CBK, yukarıdaki iki örnekten de farklı bir bağlamda önerilmektedir. ABD’de yürütme emirleri, federal bir sistem içinde, doğrudan ve etkili bir yargı denetimi sistemi içinde geçerlidir. Yargı denetiminin ne kadar etkili olduğunu anlatmak için, yeni Başkan Trump’ın ABD’ye yapılan seyahatlerde bazı devletlerin vatandaşlarına yasak getiren kararının saatler içinde yerel (federe) yargıçlar tarafından yürütmeyi durdurma kararlarıyla nasıl engellendiğine hepimiz tanıklık ettik. Ayrıca, ABD’de Kongre etkisiz kılmak istediği “yürütme emirleri”ne karşı kanun çıkarma imkânına, ABD siyaset geleneklerinin niteliklerine ve ortaya koyduğu örneklere göre, her zaman sahiptir. Dolayısıyla fazla söze gerek de yok. Hem federasyon, hem bağımsız ve etkili yargı denetimi, hem de iki meclisli parlamentonun varlığı, aradaki büyük farkları göstermeye yeter.

Fransa’daki durum ise, Anayasal düzenlemede varolan ve yukarıda değindiğim farkın yanı sıra, yürütme organının aslî düzenleme niteliği taşıyan işlemlerinin, Cumhurbaşkanı ile birlikte Başbakan ve bakanların karşı imzalarıyla birlikte gerçekleşmesi hususlarını da içermesi bakımından, apayrı bir özellik taşıyor.

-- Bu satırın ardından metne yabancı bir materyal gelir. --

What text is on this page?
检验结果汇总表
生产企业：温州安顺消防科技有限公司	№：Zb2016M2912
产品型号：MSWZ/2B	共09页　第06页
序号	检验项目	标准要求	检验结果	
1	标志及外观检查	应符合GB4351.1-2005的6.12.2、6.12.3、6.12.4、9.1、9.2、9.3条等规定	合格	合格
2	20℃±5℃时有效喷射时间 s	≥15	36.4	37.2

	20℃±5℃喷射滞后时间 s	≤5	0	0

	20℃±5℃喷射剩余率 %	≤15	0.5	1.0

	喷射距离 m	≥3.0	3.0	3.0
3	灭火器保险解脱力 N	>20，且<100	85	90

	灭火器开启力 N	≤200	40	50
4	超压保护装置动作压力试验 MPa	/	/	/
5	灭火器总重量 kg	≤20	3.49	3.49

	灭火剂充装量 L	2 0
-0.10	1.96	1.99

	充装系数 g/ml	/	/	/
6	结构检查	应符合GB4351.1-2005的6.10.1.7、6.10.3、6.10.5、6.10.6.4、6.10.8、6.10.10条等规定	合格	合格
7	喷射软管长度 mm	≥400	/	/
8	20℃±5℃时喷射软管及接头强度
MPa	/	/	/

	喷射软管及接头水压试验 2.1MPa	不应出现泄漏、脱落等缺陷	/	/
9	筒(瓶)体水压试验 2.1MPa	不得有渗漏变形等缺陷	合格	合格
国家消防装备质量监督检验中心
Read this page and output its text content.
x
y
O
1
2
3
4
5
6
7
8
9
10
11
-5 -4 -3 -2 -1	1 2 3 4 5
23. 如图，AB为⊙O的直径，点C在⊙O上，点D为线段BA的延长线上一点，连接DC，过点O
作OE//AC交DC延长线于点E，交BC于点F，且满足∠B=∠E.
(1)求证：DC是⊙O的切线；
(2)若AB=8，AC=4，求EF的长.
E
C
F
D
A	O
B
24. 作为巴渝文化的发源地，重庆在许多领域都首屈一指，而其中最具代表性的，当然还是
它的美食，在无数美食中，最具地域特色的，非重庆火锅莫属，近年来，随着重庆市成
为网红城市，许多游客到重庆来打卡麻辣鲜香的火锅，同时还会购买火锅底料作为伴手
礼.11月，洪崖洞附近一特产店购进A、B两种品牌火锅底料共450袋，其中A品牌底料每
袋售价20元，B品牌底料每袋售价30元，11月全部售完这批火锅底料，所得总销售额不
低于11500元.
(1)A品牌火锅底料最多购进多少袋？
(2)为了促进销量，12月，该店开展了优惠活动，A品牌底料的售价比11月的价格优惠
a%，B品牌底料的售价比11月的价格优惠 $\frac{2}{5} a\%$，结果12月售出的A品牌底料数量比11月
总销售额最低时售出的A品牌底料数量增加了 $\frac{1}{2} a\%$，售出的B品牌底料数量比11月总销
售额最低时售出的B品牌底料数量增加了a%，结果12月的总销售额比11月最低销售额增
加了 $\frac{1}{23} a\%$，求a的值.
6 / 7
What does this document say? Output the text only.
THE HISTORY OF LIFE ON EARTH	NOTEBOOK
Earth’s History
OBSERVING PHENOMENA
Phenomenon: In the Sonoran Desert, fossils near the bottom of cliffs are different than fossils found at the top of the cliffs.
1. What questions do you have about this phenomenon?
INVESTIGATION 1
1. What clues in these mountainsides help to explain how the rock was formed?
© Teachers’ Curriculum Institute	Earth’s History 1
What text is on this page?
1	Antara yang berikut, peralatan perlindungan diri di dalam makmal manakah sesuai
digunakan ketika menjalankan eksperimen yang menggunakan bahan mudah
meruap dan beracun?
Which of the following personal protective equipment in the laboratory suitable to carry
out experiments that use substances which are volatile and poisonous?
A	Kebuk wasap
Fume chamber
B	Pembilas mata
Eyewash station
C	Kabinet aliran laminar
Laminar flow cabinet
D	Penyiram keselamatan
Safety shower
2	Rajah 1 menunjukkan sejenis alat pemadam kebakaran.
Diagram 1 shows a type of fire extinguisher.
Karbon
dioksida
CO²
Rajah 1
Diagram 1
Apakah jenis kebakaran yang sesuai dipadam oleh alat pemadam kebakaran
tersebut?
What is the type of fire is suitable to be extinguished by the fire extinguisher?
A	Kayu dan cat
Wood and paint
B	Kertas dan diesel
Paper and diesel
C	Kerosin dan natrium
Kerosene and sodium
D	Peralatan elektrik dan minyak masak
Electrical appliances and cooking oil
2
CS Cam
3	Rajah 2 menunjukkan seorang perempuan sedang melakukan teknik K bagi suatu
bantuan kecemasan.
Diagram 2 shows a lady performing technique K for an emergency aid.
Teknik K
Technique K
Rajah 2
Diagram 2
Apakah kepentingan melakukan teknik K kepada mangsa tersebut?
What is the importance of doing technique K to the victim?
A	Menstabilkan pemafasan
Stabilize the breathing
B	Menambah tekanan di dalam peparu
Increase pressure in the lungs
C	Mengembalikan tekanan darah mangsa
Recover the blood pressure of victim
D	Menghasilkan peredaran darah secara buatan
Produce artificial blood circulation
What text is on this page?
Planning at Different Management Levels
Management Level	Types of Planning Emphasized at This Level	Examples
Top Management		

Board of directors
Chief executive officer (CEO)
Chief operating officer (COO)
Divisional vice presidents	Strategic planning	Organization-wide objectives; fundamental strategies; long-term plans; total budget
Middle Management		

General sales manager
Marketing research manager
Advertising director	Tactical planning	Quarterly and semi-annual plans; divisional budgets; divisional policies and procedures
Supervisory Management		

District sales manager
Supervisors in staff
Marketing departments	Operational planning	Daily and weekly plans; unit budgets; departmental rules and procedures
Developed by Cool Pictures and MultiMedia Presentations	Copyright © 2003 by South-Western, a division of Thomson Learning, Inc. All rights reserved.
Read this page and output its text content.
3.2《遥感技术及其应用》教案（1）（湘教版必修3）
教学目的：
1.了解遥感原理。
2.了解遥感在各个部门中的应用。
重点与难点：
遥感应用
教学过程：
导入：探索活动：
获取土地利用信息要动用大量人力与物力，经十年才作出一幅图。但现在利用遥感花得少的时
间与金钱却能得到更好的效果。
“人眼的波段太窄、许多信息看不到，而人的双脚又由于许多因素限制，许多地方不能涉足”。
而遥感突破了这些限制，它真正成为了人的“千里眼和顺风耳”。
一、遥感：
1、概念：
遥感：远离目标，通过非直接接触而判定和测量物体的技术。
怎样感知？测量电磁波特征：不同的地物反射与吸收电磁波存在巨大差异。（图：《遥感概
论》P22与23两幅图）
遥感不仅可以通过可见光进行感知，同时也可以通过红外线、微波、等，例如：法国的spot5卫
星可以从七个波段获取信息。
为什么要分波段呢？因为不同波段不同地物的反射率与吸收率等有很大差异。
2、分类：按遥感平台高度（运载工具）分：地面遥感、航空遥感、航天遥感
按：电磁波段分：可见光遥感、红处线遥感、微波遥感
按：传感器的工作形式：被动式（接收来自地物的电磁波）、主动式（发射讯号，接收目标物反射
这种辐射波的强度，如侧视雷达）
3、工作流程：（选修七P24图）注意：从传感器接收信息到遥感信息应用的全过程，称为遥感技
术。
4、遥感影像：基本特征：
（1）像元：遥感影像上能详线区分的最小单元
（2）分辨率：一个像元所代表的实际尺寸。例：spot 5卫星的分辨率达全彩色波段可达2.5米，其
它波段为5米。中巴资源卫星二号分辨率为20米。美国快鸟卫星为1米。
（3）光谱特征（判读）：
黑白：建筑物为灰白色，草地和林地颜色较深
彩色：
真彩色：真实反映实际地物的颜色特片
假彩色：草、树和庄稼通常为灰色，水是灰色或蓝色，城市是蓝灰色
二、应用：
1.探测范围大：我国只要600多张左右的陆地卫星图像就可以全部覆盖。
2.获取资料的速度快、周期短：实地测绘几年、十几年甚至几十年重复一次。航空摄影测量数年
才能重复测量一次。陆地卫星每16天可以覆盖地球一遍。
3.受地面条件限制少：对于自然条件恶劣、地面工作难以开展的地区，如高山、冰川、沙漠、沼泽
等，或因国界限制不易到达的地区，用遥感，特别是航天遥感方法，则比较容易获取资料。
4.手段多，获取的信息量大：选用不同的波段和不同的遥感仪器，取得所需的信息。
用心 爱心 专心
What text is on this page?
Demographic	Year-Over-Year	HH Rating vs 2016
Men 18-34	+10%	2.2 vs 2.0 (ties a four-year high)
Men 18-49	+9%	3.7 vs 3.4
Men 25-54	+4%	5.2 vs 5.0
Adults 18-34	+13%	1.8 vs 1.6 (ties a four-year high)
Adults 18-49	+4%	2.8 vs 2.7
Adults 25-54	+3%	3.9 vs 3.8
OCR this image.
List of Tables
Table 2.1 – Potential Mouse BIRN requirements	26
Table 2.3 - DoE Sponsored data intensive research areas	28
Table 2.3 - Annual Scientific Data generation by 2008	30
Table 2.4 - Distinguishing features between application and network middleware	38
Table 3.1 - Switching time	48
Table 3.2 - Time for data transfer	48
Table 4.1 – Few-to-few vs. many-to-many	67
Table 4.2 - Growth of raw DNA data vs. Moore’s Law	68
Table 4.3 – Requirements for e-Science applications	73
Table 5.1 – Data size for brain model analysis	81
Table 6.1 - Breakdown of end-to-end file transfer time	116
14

Sonuçta Fransa’da yürütmenin bir kanadı halk tarafından seçilen CB, diğer tarafı ise iki kamaralı parlâmento içinden çıkan ve ona karşı sorumlu BK. Bizdeki öneride sadece CB var ve TBMM yürütmenin oluşumunda da CBK konusunda da tümüyle dışlanmış vaziyette.

TBMM o kadar dışlanmış durumdadır ki, eskaza TBMM bir CBK’ni hükümsüz kılmak için kanun çıkarmak istese, CB’nın veto etmesi durumunda aynı kanunu yeniden geçirmek için üye tam sayısının salt çoğunluğuna (301 milletvekiline) ihtiyaç duyacaktır.

Sonuç: (1) CBK çıkarma yetkisi, yetkisinin devri niteliği taşıdığı için Anayasa’nın kendi içinde sorun yaratacak bir değişiklik önerisidir. (2) CBK çıkarma yetkisinin sınırları iyi belirlenmiş değildir. TBMM denetimine tâbi olmayan, etkili bir yargı denetimine muhatap olup olmayacağı da, Türkiye şartlarında çok kuşkulu olan bu yetki, sistemin zaten epeyce erozyona uğramış olan demokratik hukuk devleti olma niteliğini bütünüyle ortadan kaldırma yönünde çok güçlü bir potansiyele sâhiptir.